Written by Stratton Hatfield of Our eyes on Africa
On a recent trip to Tsavo West National Park I had a unique encounter with a young male leopard. Never before have I had such an exceptional sighting of this elusive species.
I found the leopard in the shade of a croton on the side of the road where I spent over an hour observing him. As he became more and more comfortable in my presence he began to delicately investigate the vehicle. First with a careful sniff and a lick, but then he began to methodically searched the front of the car. He even placed both front paws on the bull bar, staring at me intently through the windscreen.
During his vehicle inspections he would periodically search for food in the roadside vegetation. At one point he stalked a pair of yellow-neck spurfowl, acrobatically leaping into the air as they flushed from cover. Fortunately for the fowl his leap was mistimed and he landed back on solid ground with an almost embarrassed expression on his face.
After ensuring that our vehicle was not of interest he walked towards a small seasonal pool and laid down. We all thought that he would rest here for the day, but little did we know that he had one more special sighting for us.

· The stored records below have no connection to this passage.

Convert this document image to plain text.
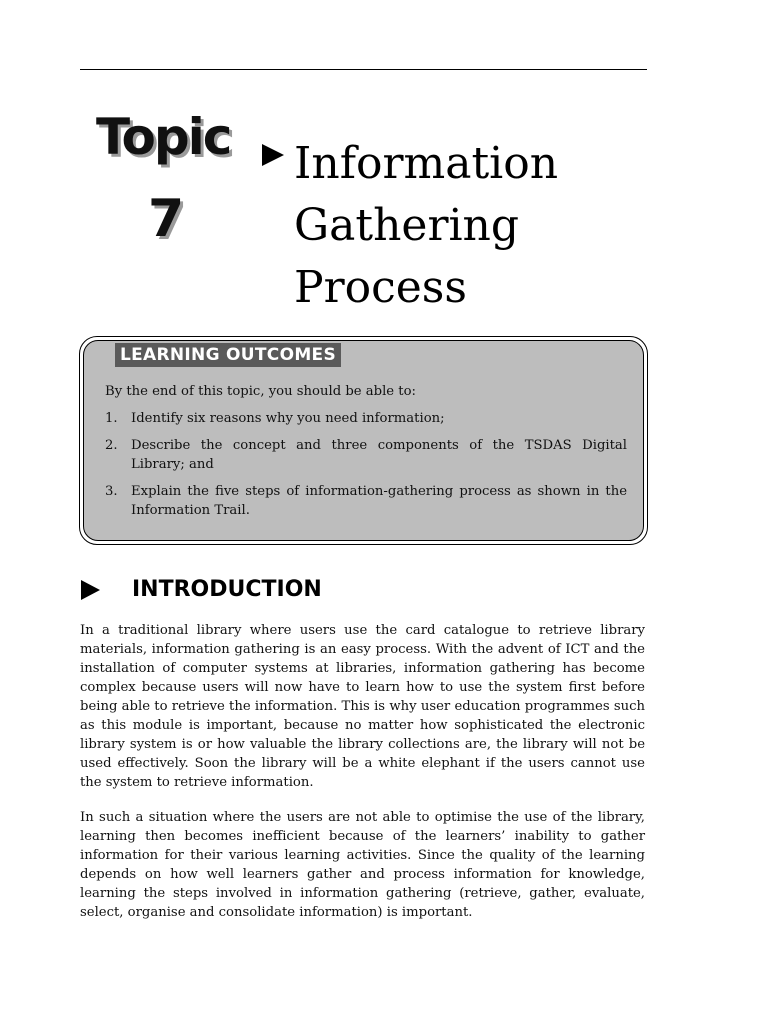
Topic
7
Information
Gathering
Process
LEARNING OUTCOMES
By the end of this topic, you should be able to:
1. Identify six reasons why you need information;
2. Describe the concept and three components of the TSDAS Digital Library; and
3. Explain the five steps of information-gathering process as shown in the Information Trail.
INTRODUCTION
In a traditional library where users use the card catalogue to retrieve library materials, information gathering is an easy process. With the advent of ICT and the installation of computer systems at libraries, information gathering has become complex because users will now have to learn how to use the system first before being able to retrieve the information. This is why user education programmes such as this module is important, because no matter how sophisticated the electronic library system is or how valuable the library collections are, the library will not be used effectively. Soon the library will be a white elephant if the users cannot use the system to retrieve information.
In such a situation where the users are not able to optimise the use of the library, learning then becomes inefficient because of the learners’ inability to gather information for their various learning activities. Since the quality of the learning depends on how well learners gather and process information for knowledge, learning the steps involved in information gathering (retrieve, gather, evaluate, select, organise and consolidate information) is important.
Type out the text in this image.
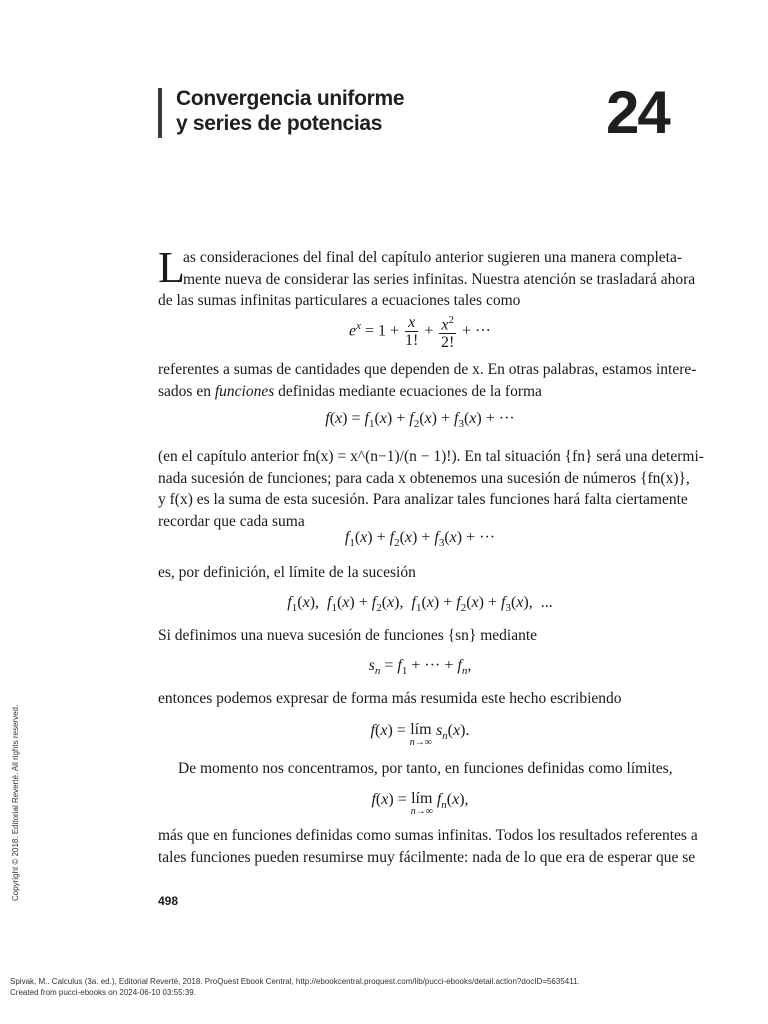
Convergencia uniforme
y series de potencias	24
L
as consideraciones del final del capítulo anterior sugieren una manera completa-
mente nueva de considerar las series infinitas. Nuestra atención se trasladará ahora
de las sumas infinitas particulares a ecuaciones tales como
$e^x = 1 + \frac{x}{1!} + \frac{x^2}{2!}$ + ···
referentes a sumas de cantidades que dependen de x. En otras palabras, estamos intere-
sados en funciones definidas mediante ecuaciones de la forma
$f(x) = f_1(x) + f_2(x) + f_3(x)$ + ···
(en el capítulo anterior fn(x) = x^(n−1)/(n − 1)!). En tal situación {fn} será una determi-
nada sucesión de funciones; para cada x obtenemos una sucesión de números {fn(x)},
y f(x) es la suma de esta sucesión. Para analizar tales funciones hará falta ciertamente
recordar que cada suma
$f_1(x) + f_2(x) + f_3(x)$ + ···
es, por definición, el límite de la sucesión
$f_1(x)$,  $f_1(x) + f_2(x)$,  $f_1(x) + f_2(x) + f_3(x)$,  ...
Si definimos una nueva sucesión de funciones {sn} mediante
$s_n = f_1$ + ··· + $f_n$,
entonces podemos expresar de forma más resumida este hecho escribiendo
f(x) = lím
n→∞
$s_n(x)$.
De momento nos concentramos, por tanto, en funciones definidas como límites,
f(x) = lím
n→∞
$f_n(x)$,
más que en funciones definidas como sumas infinitas. Todos los resultados referentes a
tales funciones pueden resumirse muy fácilmente: nada de lo que era de esperar que se
498
Copyright © 2018. Editorial Reverté. All rights reserved.
Spivak, M.. Calculus (3a. ed.), Editorial Reverté, 2018. ProQuest Ebook Central, http://ebookcentral.proquest.com/lib/pucci-ebooks/detail.action?docID=5635411.
Created from pucci-ebooks on 2024-06-10 03:55:39.
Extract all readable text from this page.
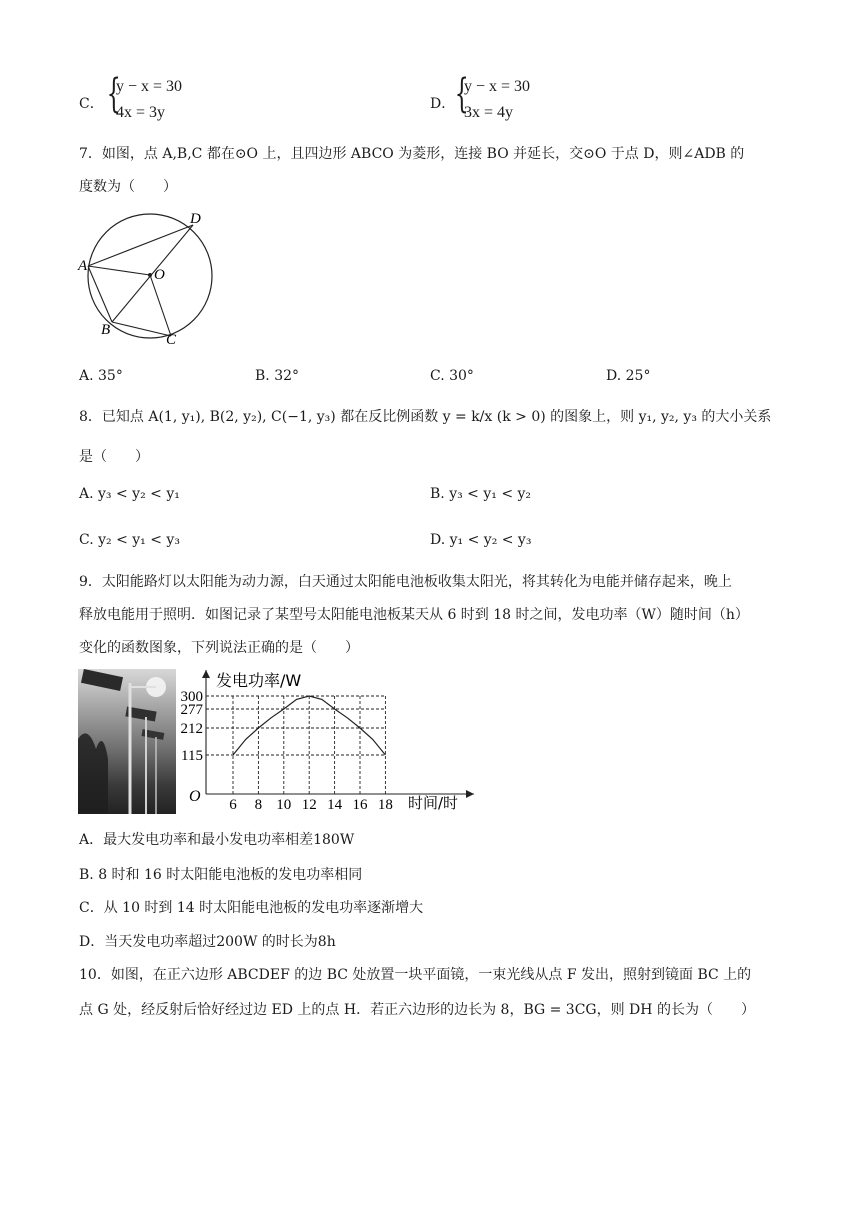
C． {
y − x = 30
4x = 3y	D． {
y − x = 30
3x = 4y
7．如图，点 A,B,C 都在⊙O 上，且四边形 ABCO 为菱形，连接 BO 并延长，交⊙O 于点 D，则∠ADB 的
度数为（　　）
D
A
O
B
C
A. 35°	B. 32°	C. 30°	D. 25°
8．已知点 A(1, y₁), B(2, y₂), C(−1, y₃) 都在反比例函数 y = k/x (k > 0) 的图象上，则 y₁, y₂, y₃ 的大小关系
是（　　）
A. y₃ < y₂ < y₁	B. y₃ < y₁ < y₂
C. y₂ < y₁ < y₃	D. y₁ < y₂ < y₃
9．太阳能路灯以太阳能为动力源，白天通过太阳能电池板收集太阳光，将其转化为电能并储存起来，晚上
释放电能用于照明．如图记录了某型号太阳能电池板某天从 6 时到 18 时之间，发电功率（W）随时间（h）
变化的函数图象，下列说法正确的是（　　）
115
212
277
300
6 8 10 12 14 16 18
发电功率/W
O	时间/时
A．最大发电功率和最小发电功率相差180W
B. 8 时和 16 时太阳能电池板的发电功率相同
C．从 10 时到 14 时太阳能电池板的发电功率逐渐增大
D．当天发电功率超过200W 的时长为8h
10．如图，在正六边形 ABCDEF 的边 BC 处放置一块平面镜，一束光线从点 F 发出，照射到镜面 BC 上的
点 G 处，经反射后恰好经过边 ED 上的点 H．若正六边形的边长为 8，BG = 3CG，则 DH 的长为（　　）
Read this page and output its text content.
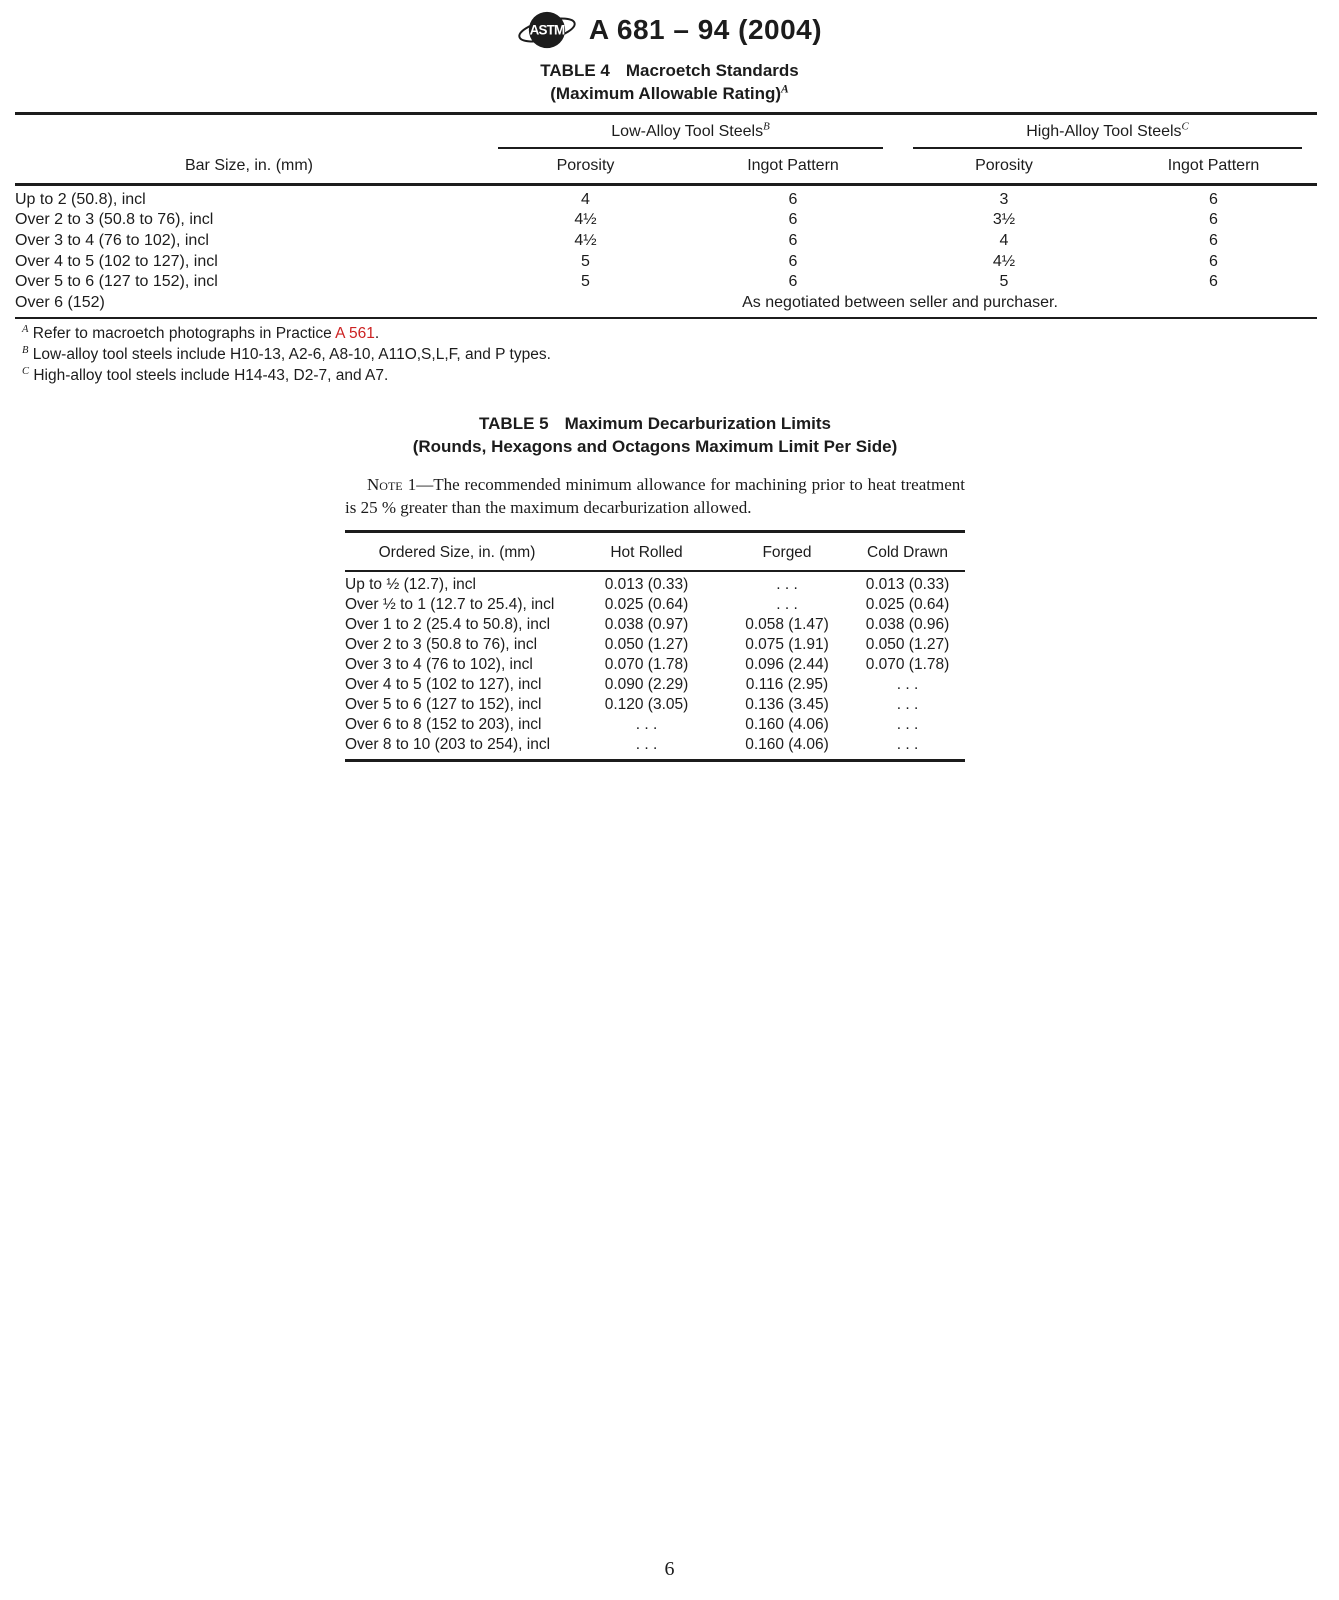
ASTM A 681 – 94 (2004)
TABLE 4 Macroetch Standards
(Maximum Allowable Rating)$^A$
Bar Size, in. (mm)	Low-Alloy Tool Steels$^B$		High-Alloy Tool Steels$^C$

	Porosity	Ingot Pattern	Porosity	Ingot Pattern
Up to 2 (50.8), incl	4	6	3	6
Over 2 to 3 (50.8 to 76), incl	4½	6	3½	6
Over 3 to 4 (76 to 102), incl	4½	6	4	6
Over 4 to 5 (102 to 127), incl	5	6	4½	6
Over 5 to 6 (127 to 152), incl	5	6	5	6
Over 6 (152)	As negotiated between seller and purchaser.			

$^A$ Refer to macroetch photographs in Practice A 561.

$^B$ Low-alloy tool steels include H10-13, A2-6, A8-10, A11O,S,L,F, and P types.

$^C$ High-alloy tool steels include H14-43, D2-7, and A7.

TABLE 5 Maximum Decarburization Limits
(Rounds, Hexagons and Octagons Maximum Limit Per Side)

Note 1—The recommended minimum allowance for machining prior to heat treatment is 25 % greater than the maximum decarburization allowed.

Ordered Size, in. (mm)	Hot Rolled	Forged	Cold Drawn
Up to ½ (12.7), incl	0.013 (0.33)	. . .	0.013 (0.33)
Over ½ to 1 (12.7 to 25.4), incl	0.025 (0.64)	. . .	0.025 (0.64)
Over 1 to 2 (25.4 to 50.8), incl	0.038 (0.97)	0.058 (1.47)	0.038 (0.96)
Over 2 to 3 (50.8 to 76), incl	0.050 (1.27)	0.075 (1.91)	0.050 (1.27)
Over 3 to 4 (76 to 102), incl	0.070 (1.78)	0.096 (2.44)	0.070 (1.78)
Over 4 to 5 (102 to 127), incl	0.090 (2.29)	0.116 (2.95)	. . .
Over 5 to 6 (127 to 152), incl	0.120 (3.05)	0.136 (3.45)	. . .
Over 6 to 8 (152 to 203), incl	. . .	0.160 (4.06)	. . .
Over 8 to 10 (203 to 254), incl	. . .	0.160 (4.06)	. . .
6
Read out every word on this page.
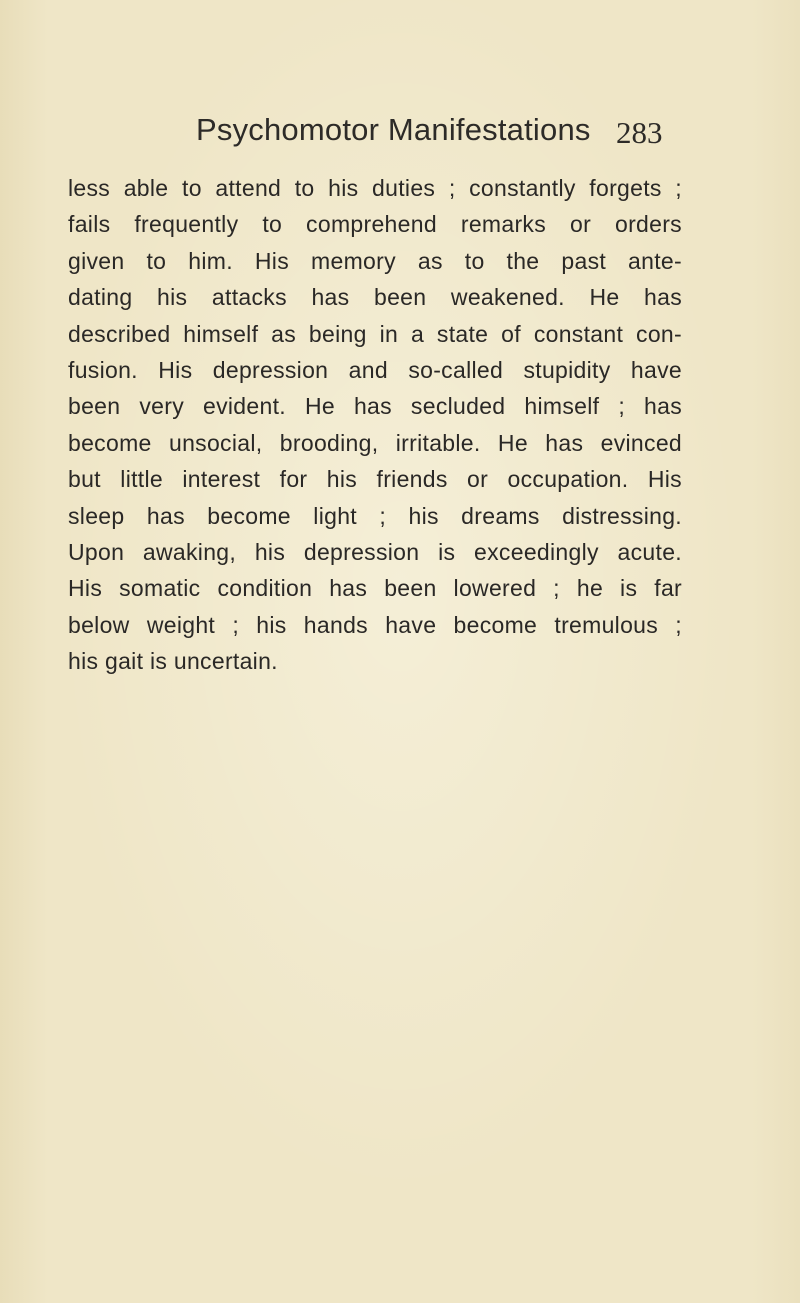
Psychomotor Manifestations 283
less able to attend to his duties ; constantly forgets ;
fails frequently to comprehend remarks or orders
given to him. His memory as to the past ante-
dating his attacks has been weakened. He has
described himself as being in a state of constant con-
fusion. His depression and so-called stupidity have
been very evident. He has secluded himself ; has
become unsocial, brooding, irritable. He has evinced
but little interest for his friends or occupation. His
sleep has become light ; his dreams distressing.
Upon awaking, his depression is exceedingly acute.
His somatic condition has been lowered ; he is far
below weight ; his hands have become tremulous ;
his gait is uncertain.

All of a sudden he got up and crouched. We spotted a scrub hare bounding cautiously through the grass. He made his move and disappeared into the brush. We suspected that we had lost him when all of a sudden he burst from cover heading straight for our car in hot pursuit of the hare. The hare won the race and he was forced to give up. He was quite disgruntled by his lack of success and slowly moved off into the surrounding bush. At this point we proceeded down the road, leaving him to his own devices as he wandered the immense Tsavo landscape in search of his next victim.